11th Gen Core i5 continues to be 6-core/12-thread, with Intel allegedly readying an unlocked Core i5-11600K, and a locked i5-11400. Both parts lack TVB. The i5-11600K ticks up to 4.90 GHz single-core, and 4.70 GHz all-core; while the i5-11400 does 4.20 GHz single-core, and 4.40 GHz all-core. The secret-sauce with "Rocket Lake-S" is the introduction of the new "Cypress Cove" CPU cores, which Intel claims offer a double-digit percent IPC gain over the current-gen "Comet Lake," an improved dual-channel DDR4 memory controller with native support for DDR4-3200, a PCI-Express Gen 4 root-complex, and a Gen12 Xe-LP iGPU. The "Cypress Cove" CPU cores also feature VNNI and DLBoost, which accelerate AI DNN; as well as limited AVX-512 instructions. The 11th Gen core processors will also introduce a CPU-attached M.2 NVMe slot, similar to AMD Ryzen. Intel is expected to launch its first "Rocket Lake-S" processors before Q2-2021.

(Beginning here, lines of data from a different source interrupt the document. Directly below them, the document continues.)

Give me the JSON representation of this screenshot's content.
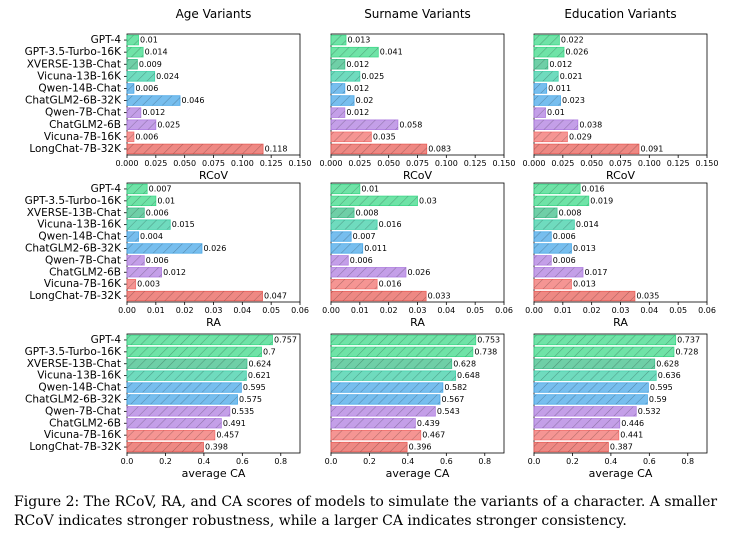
{
  "models": [
    "GPT-4",
    "GPT-3.5-Turbo-16K",
    "XVERSE-13B-Chat",
    "Vicuna-13B-16K",
    "Qwen-14B-Chat",
    "ChatGLM2-6B-32K",
    "Qwen-7B-Chat",
    "ChatGLM2-6B",
    "Vicuna-7B-16K",
    "LongChat-7B-32K"
  ],
  "colors": [
    "#3fd98a",
    "#3fd98a",
    "#3fbf8a",
    "#3fcfa8",
    "#4aa8e8",
    "#4aa8e8",
    "#b07fe0",
    "#b07fe0",
    "#f2726f",
    "#e8605a"
  ],
  "column_titles": [
    "Age Variants",
    "Surname Variants",
    "Education Variants"
  ],
  "chart_data": [
    {
      "type": "bar",
      "orientation": "horizontal",
      "metric": "RCoV",
      "xlabel": "RCoV",
      "xlim": [
        0,
        0.15
      ],
      "xticks": [
        "0.000",
        "0.025",
        "0.050",
        "0.075",
        "0.100",
        "0.125",
        "0.150"
      ],
      "columns": [
        {
          "name": "Age Variants",
          "values": [
            0.01,
            0.014,
            0.009,
            0.024,
            0.006,
            0.046,
            0.012,
            0.025,
            0.006,
            0.118
          ]
        },
        {
          "name": "Surname Variants",
          "values": [
            0.013,
            0.041,
            0.012,
            0.025,
            0.012,
            0.02,
            0.012,
            0.058,
            0.035,
            0.083
          ]
        },
        {
          "name": "Education Variants",
          "values": [
            0.022,
            0.026,
            0.012,
            0.021,
            0.011,
            0.023,
            0.01,
            0.038,
            0.029,
            0.091
          ]
        }
      ]
    },
    {
      "type": "bar",
      "orientation": "horizontal",
      "metric": "RA",
      "xlabel": "RA",
      "xlim": [
        0,
        0.06
      ],
      "xticks": [
        "0.00",
        "0.01",
        "0.02",
        "0.03",
        "0.04",
        "0.05",
        "0.06"
      ],
      "columns": [
        {
          "name": "Age Variants",
          "values": [
            0.007,
            0.01,
            0.006,
            0.015,
            0.004,
            0.026,
            0.006,
            0.012,
            0.003,
            0.047
          ]
        },
        {
          "name": "Surname Variants",
          "values": [
            0.01,
            0.03,
            0.008,
            0.016,
            0.007,
            0.011,
            0.006,
            0.026,
            0.016,
            0.033
          ]
        },
        {
          "name": "Education Variants",
          "values": [
            0.016,
            0.019,
            0.008,
            0.014,
            0.006,
            0.013,
            0.006,
            0.017,
            0.013,
            0.035
          ]
        }
      ]
    },
    {
      "type": "bar",
      "orientation": "horizontal",
      "metric": "CA",
      "xlabel": "average CA",
      "xlim": [
        0,
        0.9
      ],
      "xticks": [
        "0.0",
        "0.2",
        "0.4",
        "0.6",
        "0.8"
      ],
      "columns": [
        {
          "name": "Age Variants",
          "values": [
            0.757,
            0.7,
            0.624,
            0.621,
            0.595,
            0.575,
            0.535,
            0.491,
            0.457,
            0.398
          ]
        },
        {
          "name": "Surname Variants",
          "values": [
            0.753,
            0.738,
            0.628,
            0.648,
            0.582,
            0.567,
            0.543,
            0.439,
            0.467,
            0.396
          ]
        },
        {
          "name": "Education Variants",
          "values": [
            0.737,
            0.728,
            0.628,
            0.636,
            0.595,
            0.59,
            0.532,
            0.446,
            0.441,
            0.387
          ]
        }
      ]
    }
  ],
  "caption": "Figure 2: The RCoV, RA, and CA scores of models to simulate the variants of a character. A smaller RCoV indicates stronger robustness, while a larger CA indicates stronger consistency."
}
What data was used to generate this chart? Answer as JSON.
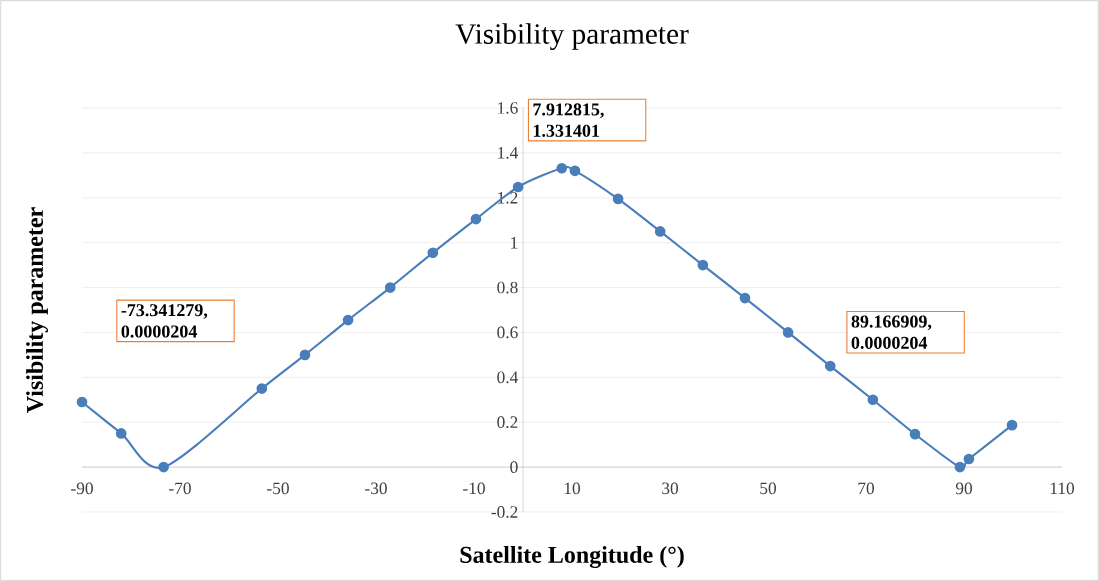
{
  "chart_data": {
    "type": "line",
    "title": "Visibility parameter",
    "xlabel": "Satellite Longitude (°)",
    "ylabel": "Visibility parameter",
    "series": [
      {
        "color": "#4a7ebb",
        "x": [
          -90,
          -82.0,
          -73.341279,
          -53.3,
          -44.5,
          -35.7,
          -27.1,
          -18.4,
          -9.6,
          -1.0,
          7.912815,
          10.6,
          19.4,
          28.0,
          36.7,
          45.3,
          54.1,
          62.7,
          71.4,
          80.0,
          89.166909,
          91.0,
          99.8
        ],
        "values": [
          0.29,
          0.15,
          2.04e-05,
          0.35,
          0.5,
          0.655,
          0.8,
          0.955,
          1.105,
          1.248,
          1.331401,
          1.32,
          1.195,
          1.05,
          0.9,
          0.753,
          0.6,
          0.45,
          0.3,
          0.147,
          2.04e-05,
          0.036,
          0.187
        ]
      }
    ],
    "xlim": [
      -90,
      110
    ],
    "xticks": [
      -90,
      -70,
      -50,
      -30,
      -10,
      10,
      30,
      50,
      70,
      90,
      110
    ],
    "ylim": [
      -0.2,
      1.6
    ],
    "yticks": [
      -0.2,
      0,
      0.2,
      0.4,
      0.6,
      0.8,
      1,
      1.2,
      1.4,
      1.6
    ],
    "grid": "y",
    "marker": "circle",
    "line_style": "solid",
    "annotations": [
      "-73.341279, 0.0000204",
      "7.912815, 1.331401",
      "89.166909, 0.0000204"
    ]
  }
}
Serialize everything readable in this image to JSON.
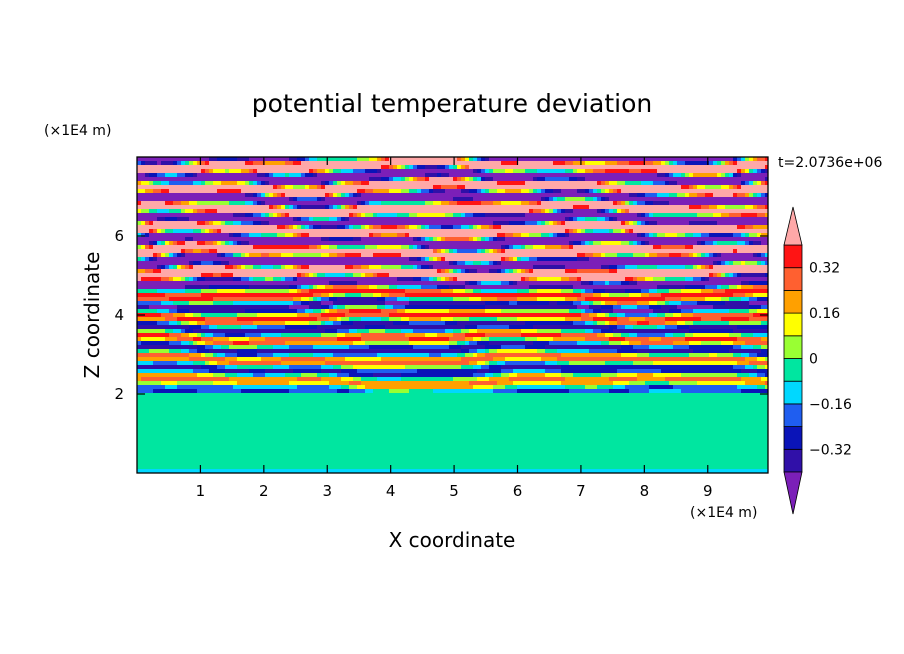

Intel Core i9-11900K "Rocket Lake" AotS Benchmark Numbers Surface

An alleged Ashes of the Singularity (AotS) benchmark results page for the top 11th Gen Core "Rocket Lake" processor leaked to the web courtesy TUM_APISAK. It's official now that Intel will keep its lengthy processor model number schemes, with the top part being the Core i9-11900K, a successor to the i9-10900K. It also confirms that the "Rocket Lake" silicon caps out at 8-core/16-thread, with performance on virtue of the IPC gains from the new "Cypress Cove" CPU cores."Cypress Cove" is believed to be a back-port of "Willow Cove" to the 14 nm silicon fabrication process that "Rocket Lake-S" is built on.

The screenshot also confirms the nominal clocks (base frequency) of the i9-11900K to be 3.50 GHz, as Intel tends to put base frequency in the name-string of its processors. Paired with a GeForce RTX 3080 and 32 GB of RAM, the i9-11900K-powered machine yielded 62.7 FPS CPU frame-rate at 1440p resolution, and 64.7 FPS CPU frame-rate at 1080p (a mere 3.18% drop in frame-rates from the increase in resolution). These numbers put the i9-11900K in the same league as the Ryzen 7 5800X in CPU frame-rates tested under similar conditions.